Тишина застряла бабкой добренькой
Посреди дворов на много суток.
Лишь казацкие папахи домиков
Будут звякать бахромой сосулек.
Стихи проросли из земли сквозь прорехи в подстилке. А теперь давай доскажу про дядю Федю. Не хочется оставаться без эпилога. Дядя Федя заболел. Это случилось, наверное, через пару лет после того, как я у них гостил. В начале лета его привез в город Воробей. Центер тоже приехала. В свои двенадцать лет она превосходила отца по весу. Но превосходила потому, что дядя Федя очень сдал – он был худ и желт. Он сидел на телеге, свесив ноги, и не мог спрыгнуть на землю.
Воробей связал вожжи узлом и подошел к нему.
– Дядь Федь, может, закуришь?
Дядя Федя взял у Воробья «Приму», сделал затяжку, сплюнул на ладонь крошки пересушенного табака и в слюне затушил сигарету.

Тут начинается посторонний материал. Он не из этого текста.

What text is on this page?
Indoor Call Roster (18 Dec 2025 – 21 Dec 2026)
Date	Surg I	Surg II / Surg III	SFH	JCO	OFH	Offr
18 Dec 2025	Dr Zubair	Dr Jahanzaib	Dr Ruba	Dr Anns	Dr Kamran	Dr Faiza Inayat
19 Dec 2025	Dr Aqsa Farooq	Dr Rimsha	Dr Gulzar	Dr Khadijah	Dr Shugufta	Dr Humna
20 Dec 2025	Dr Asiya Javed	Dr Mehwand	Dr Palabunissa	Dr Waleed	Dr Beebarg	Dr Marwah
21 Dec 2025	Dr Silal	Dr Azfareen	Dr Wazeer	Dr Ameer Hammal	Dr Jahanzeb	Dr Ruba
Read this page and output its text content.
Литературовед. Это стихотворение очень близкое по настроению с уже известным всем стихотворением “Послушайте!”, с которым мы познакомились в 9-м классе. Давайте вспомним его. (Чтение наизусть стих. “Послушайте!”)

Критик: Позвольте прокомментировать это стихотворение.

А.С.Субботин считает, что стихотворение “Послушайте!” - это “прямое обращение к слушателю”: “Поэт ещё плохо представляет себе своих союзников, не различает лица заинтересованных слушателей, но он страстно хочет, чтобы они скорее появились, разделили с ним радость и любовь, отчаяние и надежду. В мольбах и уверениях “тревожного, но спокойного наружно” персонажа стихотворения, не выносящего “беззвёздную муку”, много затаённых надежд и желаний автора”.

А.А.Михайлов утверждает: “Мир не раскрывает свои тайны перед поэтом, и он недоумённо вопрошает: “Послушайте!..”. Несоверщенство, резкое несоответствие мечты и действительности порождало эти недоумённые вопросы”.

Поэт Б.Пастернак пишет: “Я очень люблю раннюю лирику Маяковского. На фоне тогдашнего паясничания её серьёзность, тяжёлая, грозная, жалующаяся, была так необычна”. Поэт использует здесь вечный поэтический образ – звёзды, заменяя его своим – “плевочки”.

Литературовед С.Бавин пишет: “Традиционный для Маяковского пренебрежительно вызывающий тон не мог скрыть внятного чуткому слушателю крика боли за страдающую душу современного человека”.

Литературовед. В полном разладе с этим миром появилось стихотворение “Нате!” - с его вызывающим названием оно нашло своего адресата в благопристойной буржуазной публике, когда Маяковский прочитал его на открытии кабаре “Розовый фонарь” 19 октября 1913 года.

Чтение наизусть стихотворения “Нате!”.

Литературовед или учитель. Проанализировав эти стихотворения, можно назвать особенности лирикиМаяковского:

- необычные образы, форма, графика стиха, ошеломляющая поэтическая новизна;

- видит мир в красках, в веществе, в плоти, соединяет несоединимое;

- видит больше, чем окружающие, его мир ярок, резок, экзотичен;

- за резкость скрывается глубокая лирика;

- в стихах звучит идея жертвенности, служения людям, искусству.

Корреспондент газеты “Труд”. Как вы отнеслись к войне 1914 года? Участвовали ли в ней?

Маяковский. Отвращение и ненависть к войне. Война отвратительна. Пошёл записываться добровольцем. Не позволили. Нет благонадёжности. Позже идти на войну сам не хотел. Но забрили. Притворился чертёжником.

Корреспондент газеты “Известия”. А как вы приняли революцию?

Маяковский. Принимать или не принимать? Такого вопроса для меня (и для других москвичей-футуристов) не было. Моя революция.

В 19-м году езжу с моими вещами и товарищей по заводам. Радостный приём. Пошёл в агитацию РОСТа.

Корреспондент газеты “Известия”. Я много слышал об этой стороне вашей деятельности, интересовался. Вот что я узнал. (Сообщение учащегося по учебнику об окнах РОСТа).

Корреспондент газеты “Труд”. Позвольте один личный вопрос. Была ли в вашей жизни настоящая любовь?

– Не хочется. Да и врач не велел.
– И в магазин не надо?
– Не, – дядя Федя спрятал бычок в карман. – Вить, я к вам не поднимусь. Хотел, да не могу. Лучше сразу в больницу. Я там надолго, может, зайду еще. Томка, отнеси им молока. И пустую банку забрать у них не забудь. Воробей, поехали. А вы догоняйте.
У Томки было широкое круглое лицо с маленькими глазками, как у отца. То, что я когда-то трогал, было уже очень большим – убить можно, если с размаху.
А в один из базарных дней приехала тетя Варя. Она пришла с рынка с покупками и запричитала:
– Все ему купила! И рубашку, и покрывальце, и туфли. Не в сапогах же его...
– А разве... Уже все? – спросила мама.
– Врач говорить – на днях. Хотела у вас покупки оставить, да машина от больницы нынче должна быть.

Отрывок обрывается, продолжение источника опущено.